La riflessione ad amministratori e cittadini che mons. Mario Delpini, ha pronunciato la sera della vigilia di Sant'Ambrogio nella Basilica di Sant’Ambrogio, durante i Vespri per la solennità del santo patrono della città.

“E gli altri? Tra ferite aperte e gemiti inascoltati: forse un grido, forse un cantico”: questi il titolo e il sottotitolo del Discorso alla Città e alla Diocesi che l’Arcivescovo di Milano, mons. Mario Delpini, ha pronunciato la sera della vigilia di Sant'Ambrogio nella Basilica di Sant’Ambrogio, durante i Vespri per la solennità del santo patrono della città.
Il linguaggio di Milano e di questa nostra terra è la fierezza di poter affrontare le sfide, è la generosità nell’accogliere e nel condividere, è la saggezza pensosa che di fronte alle domande cerca le risposte, è la franchezza nell’approvare e nel dissentire, è la compassione che non si accontenta di elemosine ma crea soluzioni, stimola a darsi da fare, inventa e mantiene istituzioni per farsi carico dei più fragili». Esprime così in sintesi i suoi sentimenti più profondi l’Arcivescovo di Milano, monsignor Mario Delpini, nel Discorso alla città pronunciato oggi pomeriggio nella Basilica di Sant’Ambrogio, alla vigilia della festa del Santo patrono. Ad ascoltarlo, amministratori pubblici, politici e responsabili del bene comune che operano nel territorio della Diocesi.

E gli altri? Tra ferite aperte e gemiti inascoltati: forse un grido, forse un cantico è il titolo scelto dall’Arcivescovo. Un punto di domanda nel titolo, «perché voglio fare l’elogio dell’inquietudine, voglio condividere l’aspetto promettente di un realismo che custodisce la speranza e che crede nella democrazia e nella vocazione della politica».

Ma chi sono in particolare gli altri per il pastore della Chiesa ambrosiana? «Mi sembra che tutti coloro che hanno responsabilità vivano quell’inquietudine provocata dall’interrogativo: e gli altri? E gli altri, i bambini che subiscono violenze e abusi? Le altre, le donne maltrattate, umiliate, picchiate in casa? E gli altri, gli anziani soli, chiusi nelle loro case per paura, per abitudine, perché impossibilitati a partecipare alla vita sociale? Gli altri, quelli che non hanno voce, quelli che abitano la città senza che noi ce ne accorgiamo? Gli altri, quelli per cui non abbiamo stanziato risorse sufficienti? E gli altri, quelli che non vanno a scuola, quelli che non lavorano? E gli altri, quelli che non hanno casa, quelli che non hanno assistenza sanitaria? E gli altri, quelli che lavorano troppo e sono pagati troppo poco? E gli altri, quelli che subiscono prepotenze, estorsioni, ricatti dalla malavita organizzata che si insinua dovunque può conquistarsi profitti e potere? E gli altri, i ragazzi che si associano per commettere violenze, per rovinare i muri della città e le cose di tutti, per rovinare la propria giovinezza e rendersi schiavi di dipendenze spesso irrimediabili?».

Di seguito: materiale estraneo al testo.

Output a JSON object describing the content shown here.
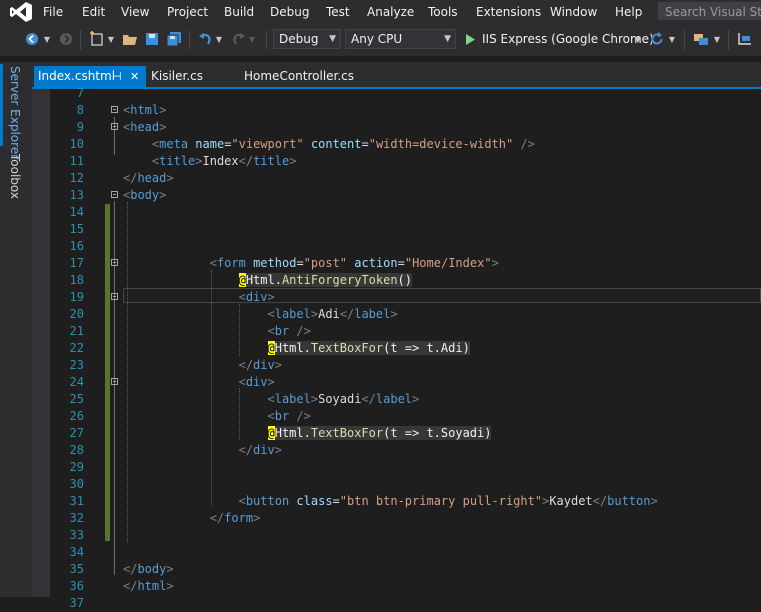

Monsignor Delpini confessa che trova «sempre più insopportabile il malumore. Trovo irragionevole il lamento. Trovo irrespirabile l’aria inquinata di frenesia e di aggressività, di suscettibilità e risentimento».

Nella sua analisi l’Arcivescovo parte dall’elogio dell’inquietudine «che bussa alle porte della paura. La paura serpeggia nella città e nella nostra terra: è la paura di difficoltà reali che si devono affrontare e non si sa come; è la paura indotta dalle notizie organizzate per deprimere, per guadagnare consenso verso scelte d’emergenza, senza una visione lungimirante; è la paura dell’ignoto; è la paura del futuro. La paura induce a chiudersi in se stessi, a costruire mura di protezione per arginare pericoli e nemici, ad accumulare e ad affannarsi per mettere al sicuro quello di cui potremmo aver bisogno, “non si sa mai”. Alle porte della paura bussa l’inquietudine con la sua provocazione: e gli altri?».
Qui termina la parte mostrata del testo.